Module string_intern

Module string_intern 

Source
Expand description

Small-string interning (Phase D.4).

Extracted from value_word.rs in Phase R6.3.

§Design rationale

True small-string optimization (SSO) in the sense of “pack the bytes inline in the 8-byte ValueWord” is not feasible in the current layout: all 8 NaN-boxing tag values (0b000..0b111) are already consumed (see tag_bits) and only 48 bits of payload are available, which is too few bytes to be useful (strings <= 6 bytes is a rounding error).

Multi-slot SSO (spreading bytes across 2-3 adjacent stack slots) would require compiler support for multi-slot string bindings and invasive changes to the executor + JIT — not worth it as an isolated change.

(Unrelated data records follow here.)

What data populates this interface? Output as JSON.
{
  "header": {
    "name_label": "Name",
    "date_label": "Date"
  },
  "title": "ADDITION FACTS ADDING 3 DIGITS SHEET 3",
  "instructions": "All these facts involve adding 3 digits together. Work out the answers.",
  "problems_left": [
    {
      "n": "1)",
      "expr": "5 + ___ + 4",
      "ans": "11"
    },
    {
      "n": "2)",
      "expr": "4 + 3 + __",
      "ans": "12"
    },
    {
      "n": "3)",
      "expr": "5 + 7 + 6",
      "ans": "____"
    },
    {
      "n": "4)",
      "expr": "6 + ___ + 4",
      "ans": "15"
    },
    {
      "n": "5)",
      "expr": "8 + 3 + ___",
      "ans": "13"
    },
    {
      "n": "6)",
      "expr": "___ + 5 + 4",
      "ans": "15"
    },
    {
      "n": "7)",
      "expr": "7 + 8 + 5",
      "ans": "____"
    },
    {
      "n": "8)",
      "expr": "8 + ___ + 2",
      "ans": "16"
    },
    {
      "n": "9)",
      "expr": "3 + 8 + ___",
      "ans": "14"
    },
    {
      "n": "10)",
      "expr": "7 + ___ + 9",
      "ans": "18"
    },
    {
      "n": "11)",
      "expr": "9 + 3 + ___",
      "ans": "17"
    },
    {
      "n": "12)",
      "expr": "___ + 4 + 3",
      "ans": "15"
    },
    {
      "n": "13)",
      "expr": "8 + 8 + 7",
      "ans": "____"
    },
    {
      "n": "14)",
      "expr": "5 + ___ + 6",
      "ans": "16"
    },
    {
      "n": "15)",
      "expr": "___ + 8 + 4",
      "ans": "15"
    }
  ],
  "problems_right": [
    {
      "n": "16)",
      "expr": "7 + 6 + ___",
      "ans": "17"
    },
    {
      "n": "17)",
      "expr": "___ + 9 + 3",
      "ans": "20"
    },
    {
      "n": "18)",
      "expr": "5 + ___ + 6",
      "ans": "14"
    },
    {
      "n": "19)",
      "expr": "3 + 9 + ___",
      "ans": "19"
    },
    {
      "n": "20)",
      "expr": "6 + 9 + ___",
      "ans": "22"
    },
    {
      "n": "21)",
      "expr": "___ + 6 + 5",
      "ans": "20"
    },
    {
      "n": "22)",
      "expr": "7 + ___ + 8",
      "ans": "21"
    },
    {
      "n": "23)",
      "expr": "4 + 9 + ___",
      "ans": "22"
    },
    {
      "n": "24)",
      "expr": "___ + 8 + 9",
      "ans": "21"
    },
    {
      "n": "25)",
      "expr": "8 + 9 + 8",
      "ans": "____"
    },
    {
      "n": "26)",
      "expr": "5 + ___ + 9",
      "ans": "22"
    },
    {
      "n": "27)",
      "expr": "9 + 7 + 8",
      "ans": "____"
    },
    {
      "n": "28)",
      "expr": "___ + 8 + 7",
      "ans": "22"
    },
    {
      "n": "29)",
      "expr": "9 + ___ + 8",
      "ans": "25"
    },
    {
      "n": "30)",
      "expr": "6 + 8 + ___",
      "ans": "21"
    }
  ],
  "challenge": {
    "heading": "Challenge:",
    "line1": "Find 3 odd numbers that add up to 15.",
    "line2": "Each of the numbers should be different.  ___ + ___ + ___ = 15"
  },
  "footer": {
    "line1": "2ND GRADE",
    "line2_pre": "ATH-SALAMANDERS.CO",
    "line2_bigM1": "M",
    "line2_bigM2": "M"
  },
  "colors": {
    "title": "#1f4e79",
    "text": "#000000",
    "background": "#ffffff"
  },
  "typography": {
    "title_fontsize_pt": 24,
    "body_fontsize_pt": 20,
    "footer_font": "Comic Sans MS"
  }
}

Instead, we collapse the common case of repeated short strings via a process-global intern pool. Programs allocate Arc<String> over and over for the same content (field names, enum tags, short literals like “ok”, “id”, “name”). With interning, N copies share a single allocation and the Arc refcount does the rest.

§Behavioural contract

  • ValueWord::from_string(s) still returns a ValueWord wrapping Arc<String>. Callers observe no change: as_string() / as_heap_ref() return the same &str content. Mutation is already impossible via Arc<String> (no Arc::make_mut is called on interned strings in the codebase — all string ops produce a new String).
  • Long strings (len > INTERN_THRESHOLD) bypass the pool entirely: the hash/lookup cost isn’t justified for long unique payloads, and the memory win would be marginal.
  • The pool is bounded by INTERN_CAP entries. When full, new lookups fall through to the no-intern path — we never evict, keeping all live Arc<String> refs valid.
  • The pool uses std::sync::LazyLock<Mutex<...>>. A HashMap<Arc<String>, ()> (set semantics keyed by the Arc’s string content) would work, but using HashMap<Arc<String>, Arc<String>> lets us return the canonical Arc without rebuilding one.

§Future work

A fully-inline SSO (store up to ~22 bytes inline across a 24-byte heap object with its own refcount) would eliminate the outer Arc allocation entirely for short strings. That’s a bigger change — it touches the HeapValue representation, VM executor string reads, JIT FFI, and wire serialization. Revisit once the StringObj / UnifiedString v2 paths are the primary runtime representation.

Constants§

INTERN_CAP
Hard cap on pool size. When reached, new strings bypass interning. Sized to comfortably fit all stdlib field names + enum tags + common literals across a large program. Entries are never evicted once inserted (the pool owns an Arc ref keeping the string alive).
INTERN_THRESHOLD
Strings with byte length <= this value are candidates for interning. Chosen to cover common field names, enum tags, and short literals (e.g. “ok”, “err”, “id”, “name”, “type”, “value”) while excluding long user content where the hash cost dominates.

Functions§

intern_short_string
Return the canonical Arc<String> for s if s is short enough to intern; otherwise return s unchanged. Callers should always use the returned Arc — it may be a different (shared) pointer than the input.